If an amplifier is overdriven it usually misbehaves either by obvious shutdown or gross distortion. If you watch the output using an oscilloscope it is obvious that the tops and bottoms of the waveform have reached a limit and are simply straight horizontal lines. This is known as “clipping”. Amplifiers such as NAD speak about “soft clipping”. This implies that some compression starts at about 70% of maximum power, avoiding hard clipping. If you watch this on an analyzer you can clearly observe an increase in distortion and reduction of dynamics as the compression kicks in. There are obvious tradeoff’s with this technique. While gross distortion is avoided when the the amplifier is operating near (and potentially above) the limit, there is usually excess distortion, resulting in a fatiguing sound for some listeners. If the amplifier would emit some sort of gross sound or shut down, it can communicate its situation with the user. An amplifier can also flash a warning light.
If the user habitually overdrives the unit, soft clipping can result in a more pleasant sound, but a more powerful amplifier or a user who can learn to back off a bit, will have superior results.
100 wpc amp that doubles, when driving a speaker that drops impedance down to 2 ohms at times. Even when sound levels are the same.
But this is more than doubling the 8-Ohm draw. What if the amplifier protection circuit shuts down hard at the 4-Ohm current? Even though rated at 4-Ohms, some amplifiers will tolerate short 2-Ohm excursions. AMP is in this class, CONNECT:AMP is not.
Even though rated at 4-Ohms, some amplifiers will tolerate short 2-Ohm excursions. AMP is in this class, CONNECT:AMP is not.
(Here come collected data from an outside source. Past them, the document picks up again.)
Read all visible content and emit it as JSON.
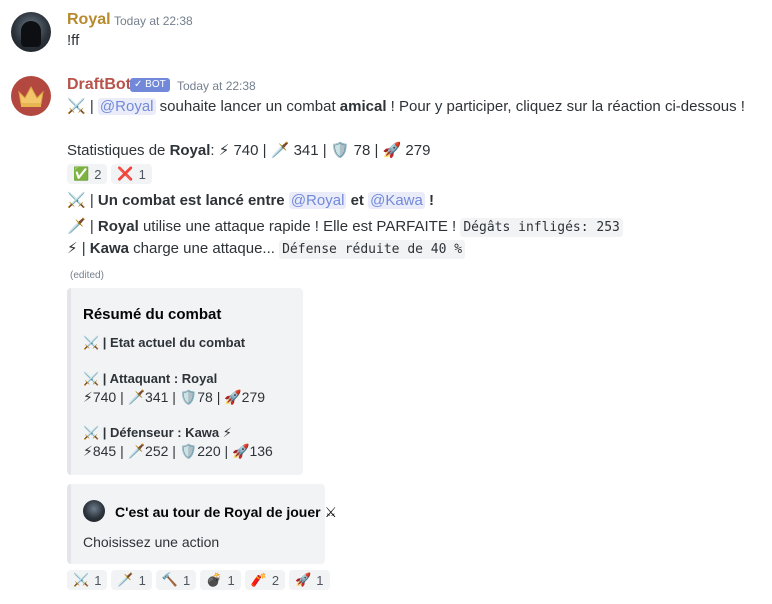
{
  "msg1": {
    "author": "Royal",
    "timestamp": "Today at 22:38",
    "text": "!ff"
  },
  "msg2": {
    "author": "DraftBot",
    "bot_tag": "✓ BOT",
    "timestamp": "Today at 22:38",
    "line1": {
      "icon": "⚔️",
      "sep": " | ",
      "mention": "@Royal",
      "t1": " souhaite lancer un combat ",
      "bold": "amical",
      "t2": " ! Pour y participer, cliquez sur la réaction ci-dessous !"
    },
    "line2": {
      "label": "Statistiques de ",
      "name": "Royal",
      "colon": ":",
      "stats": "⚡ 740 | 🗡️ 341 | 🛡️ 78 | 🚀 279"
    },
    "reactions1": [
      {
        "emoji": "✅",
        "count": "2"
      },
      {
        "emoji": "❌",
        "count": "1"
      }
    ],
    "line3": {
      "icon": "⚔️",
      "sep": " | ",
      "bold1": "Un combat est lancé entre ",
      "m1": "@Royal",
      "and": " et ",
      "m2": "@Kawa",
      "end": " !"
    },
    "line4": {
      "icon": "🗡️",
      "sep": " | ",
      "name": "Royal",
      "text": " utilise une attaque rapide ! Elle est PARFAITE ! ",
      "code": "Dégâts infligés: 253"
    },
    "line5": {
      "icon": "⚡",
      "sep": " | ",
      "name": "Kawa",
      "text": " charge une attaque... ",
      "code": "Défense réduite de 40 %"
    },
    "edited": "(edited)",
    "embed1": {
      "title": "Résumé du combat",
      "state": "⚔️ | Etat actuel du combat",
      "attacker": "⚔️ | Attaquant : Royal",
      "attacker_stats": "⚡740 | 🗡️341 | 🛡️78 | 🚀279",
      "defender": "⚔️ | Défenseur : Kawa ⚡",
      "defender_stats": "⚡845 | 🗡️252 | 🛡️220 | 🚀136"
    },
    "embed2": {
      "author": "C'est au tour de Royal de jouer ⚔",
      "description": "Choisissez une action"
    },
    "reactions2": [
      {
        "emoji": "⚔️",
        "count": "1"
      },
      {
        "emoji": "🗡️",
        "count": "1"
      },
      {
        "emoji": "🔨",
        "count": "1"
      },
      {
        "emoji": "💣",
        "count": "1"
      },
      {
        "emoji": "🧨",
        "count": "2"
      },
      {
        "emoji": "🚀",
        "count": "1"
      }
    ]
  }
}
Hmm...news to me. I thought that the Amp will do better with a speaker that drops to 2 ohms because it has more grunt that the Connect Amp, not also because the Connect Amp will cut out.
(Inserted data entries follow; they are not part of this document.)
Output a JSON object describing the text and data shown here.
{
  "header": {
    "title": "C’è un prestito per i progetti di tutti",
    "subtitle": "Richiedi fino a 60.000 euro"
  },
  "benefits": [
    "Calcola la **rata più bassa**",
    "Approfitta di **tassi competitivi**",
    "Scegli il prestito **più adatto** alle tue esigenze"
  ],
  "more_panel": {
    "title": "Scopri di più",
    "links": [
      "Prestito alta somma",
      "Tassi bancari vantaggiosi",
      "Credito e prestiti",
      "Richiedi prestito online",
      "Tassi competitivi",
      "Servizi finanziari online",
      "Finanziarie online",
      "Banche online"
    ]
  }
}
In general: where does this characteristic show up in a typical amp spec?
This sort of detail does not usually show up in a spec. You can infer a little by looking at the 4-Ohm/8-Ohm power ratio. In the case of CONNECT:AMP the protection circuit is very literal and quick responding.
There are two limits for a power amplifier, current and heat. If the current limit is exceeded, even briefly, the amplifier will fail catastrophically. If the amplifier has some excess current capacity, a brief higher current excursion will not cause dangerous overheating. The published ratings give the running forever limits.
Let’s look at this from a different angle. Say the output stage can safely deal with 10A, but the cooling, for various heatsink size, fan or no fan, etc, considerations, can only support 8A continuously. This amplifier will be rated for the 8A case, but an occasional 10A excursion is not a major issue.
Transistors are rated for a certain number of temperature cycles. A cycle begins at ambient, rises to the operating temperature, then returns to ambient. The deeper the cycle, the fewer the unit will tolerate. This is why leaving a unit running perpetually is not a big deal because this is a single cycle.
In the 10A/8A case above the occasional 10A excursions will simply widen that cycle a bit, but this is not a major issue for a relatively low number of cycles. A single 11A attempt will be the end of the line for that transistor.
Making it even more fun, while the power supply temp is directly related to the power being provided the output stages of an amplifier can actually run hotter at lower levels than at full power.
That is a big part of the industry grief over the RMS power specs as the 1/3 power pre-conditioning stage caused amps that had no problem reproducing much louder music to have cooling issues. I believe that was mostly a class B amp issue.
Something else to consider is the actual volume differences you get at the various power levels, often what looks like a big difference in Watts is pretty minor in dB. There are a lot of on-line calculators and charts to use in making your comparisons.